Publié le: 19 janvier 2024

Des fonds, pour quels effets sur le réel?

climat – Lors de la Conférence de Dubaï 2023, les travaux se sont poursuivis en offrant plus de moyens aux pays en développement. Or des fonds existent déjà.

De quoi a-t-on parlé à Dubaï (30.11–13.12.2023)? D’un fonds pour pertes et dommages («loss and damage»), définis comme les effets réels et/ou potentiels du changement climatique dans les pays en développement. «Perte» désigne dans ce contexte l’impact négatif permanent du changement climatique. «Dommage» fait référence aux effets qui peuvent être inversés. Une distinction est aussi tracée entre les pertes et dommages évitables (par des mesures d’atténuation et d’adaptation) et ceux qui ne peuvent l’être.

Concept controversé

Les négociations reposent sur un constat sommaire: les pays industrialisés et en développement pourraient bénéficier tous ensemble du développement économique, même si cela se concrétiserait dans des proportions différentes. Les pays industrialisés sont responsables de la plus grande partie des «externalités négatives» (nuisances sans contreparties); ils n’ont cependant jamais eu à en payer le prix. Ce sont les pays en développement qui en subissent les conséquences. C’est pourquoi les nations industrialisées devraient transférer de l’argent aux pays en développement afin de compenser la différence due à ces externalités négatives.

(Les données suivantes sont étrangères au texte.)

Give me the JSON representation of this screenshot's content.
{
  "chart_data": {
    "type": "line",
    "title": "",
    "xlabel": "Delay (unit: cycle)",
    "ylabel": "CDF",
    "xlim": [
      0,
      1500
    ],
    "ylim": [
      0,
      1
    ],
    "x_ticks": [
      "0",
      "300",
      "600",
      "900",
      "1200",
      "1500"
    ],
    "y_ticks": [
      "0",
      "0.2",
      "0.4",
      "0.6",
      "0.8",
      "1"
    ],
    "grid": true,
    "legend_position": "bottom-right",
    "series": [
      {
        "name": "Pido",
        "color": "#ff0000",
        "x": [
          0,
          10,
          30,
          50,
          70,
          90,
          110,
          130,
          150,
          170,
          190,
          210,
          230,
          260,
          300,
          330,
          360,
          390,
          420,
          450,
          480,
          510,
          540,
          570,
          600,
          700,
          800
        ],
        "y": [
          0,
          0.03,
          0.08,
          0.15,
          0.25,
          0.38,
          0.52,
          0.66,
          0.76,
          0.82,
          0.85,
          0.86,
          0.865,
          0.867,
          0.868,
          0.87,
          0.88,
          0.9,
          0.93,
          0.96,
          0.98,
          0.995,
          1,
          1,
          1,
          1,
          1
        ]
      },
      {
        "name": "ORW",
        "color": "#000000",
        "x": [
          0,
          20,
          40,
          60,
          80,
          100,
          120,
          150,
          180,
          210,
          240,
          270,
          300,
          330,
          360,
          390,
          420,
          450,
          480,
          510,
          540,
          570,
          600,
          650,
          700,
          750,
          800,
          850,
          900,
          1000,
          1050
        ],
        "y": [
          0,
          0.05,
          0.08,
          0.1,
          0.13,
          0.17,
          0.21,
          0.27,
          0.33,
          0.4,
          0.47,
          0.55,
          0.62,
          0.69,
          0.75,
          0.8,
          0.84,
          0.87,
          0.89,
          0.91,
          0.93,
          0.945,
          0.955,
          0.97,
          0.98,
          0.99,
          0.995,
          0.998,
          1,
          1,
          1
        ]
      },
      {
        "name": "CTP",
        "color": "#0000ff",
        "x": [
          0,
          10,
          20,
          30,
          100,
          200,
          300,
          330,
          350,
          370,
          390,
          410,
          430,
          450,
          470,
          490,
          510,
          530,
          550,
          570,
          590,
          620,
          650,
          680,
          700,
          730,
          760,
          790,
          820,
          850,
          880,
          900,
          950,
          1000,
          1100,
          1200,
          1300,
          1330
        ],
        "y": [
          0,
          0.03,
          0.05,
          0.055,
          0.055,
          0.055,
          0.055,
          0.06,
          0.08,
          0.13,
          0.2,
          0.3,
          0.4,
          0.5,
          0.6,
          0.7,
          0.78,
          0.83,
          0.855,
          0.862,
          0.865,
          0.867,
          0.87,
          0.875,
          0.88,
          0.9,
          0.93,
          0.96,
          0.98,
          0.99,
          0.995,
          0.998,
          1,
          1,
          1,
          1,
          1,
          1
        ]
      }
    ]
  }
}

Le sujet est controversé, car une approche cohérente semble difficile à atteindre. Tout d’abord, le débat se concentre uniquement sur les externalités négatives, partant du principe que tout bénéfice (issu du commerce, de la logistique, de la recherche, de l’éducation, de l’électrification, de l’innovation) est automatiquement rémunéré en raison du mécanisme lié aux prix.

C’est trop simple et surtout faux. Il existe certes un mécanisme de prix pour la plupart de ces activités, mais elles génèrent également des externalités positives en plus des avantages directs pour les personnes concernées.

Outre les avantages économiques découlant de l’intégration du Sri Lanka (pour ne prendre que cet exemple) dans la chaîne de production mondiale de la construction navale, le pays se porte généralement mieux grâce à ce commerce. Il dispose d’une base économique plus diversifiée et plus résistante. Les personnes qui travaillent dans ce secteur ont tendance à s’élever socialement et leurs enfants bénéficient d’une meilleure éducation et de meilleurs soins de santé. Ces avantages indirects sont un sous-produit des exportations du Sri Lanka dans l’industrie maritime et ne sont pas intégrés dans les prix des biens exportés.

Autre cas: la vente et la consommation de produits alimentaires reposent sur un mécanisme de prix. Mais l’effet global du commerce, qui a permis de réduire 80 % de la faim dans le monde, et ses avantages, par exemple en termes d’éducation, de longévité ou de développement humain, n’ont pas de prix direct. Il s’agit d’externalités positives liées à la vente et au transport de denrées alimentaires. Il faudrait donc plus souvent tenir compte des externalités positives.

La pertinence des mesures

Deuxièmement, les méthodes de modélisation et de mesure des pertes et des dommages sont controversées. Les méthodes proposées jusqu’à présent ont été rejetées par les pays en développement. L’une des raisons de ce rejet est liée au fait que ces méthodes incluent souvent dans leur calcul l’utilisation des terres, comme l’agriculture et la sylviculture – ce que les pays en développement considèrent comme un désavantage. Les pays en développement ont généralement un pourcentage d’utilisation des terres beaucoup plus élevé dans leur PIB que les pays industrialisés et ont une riche histoire de développement par l’utilisation des terres, par exemple par l’agriculture.

Un fonds qui est un doublon

Enfin, cette démarche n’est rien d’autre qu’un moyen pour les pays en développement d’obtenir des financements via le régime climatique mondial. Un moyen de plus en fait. Car ce qui est problématique, c’est que le régime climatique dispose déjà de son propre mécanisme de financement. Du coup, le nouveau fonds n’est qu’un doublon.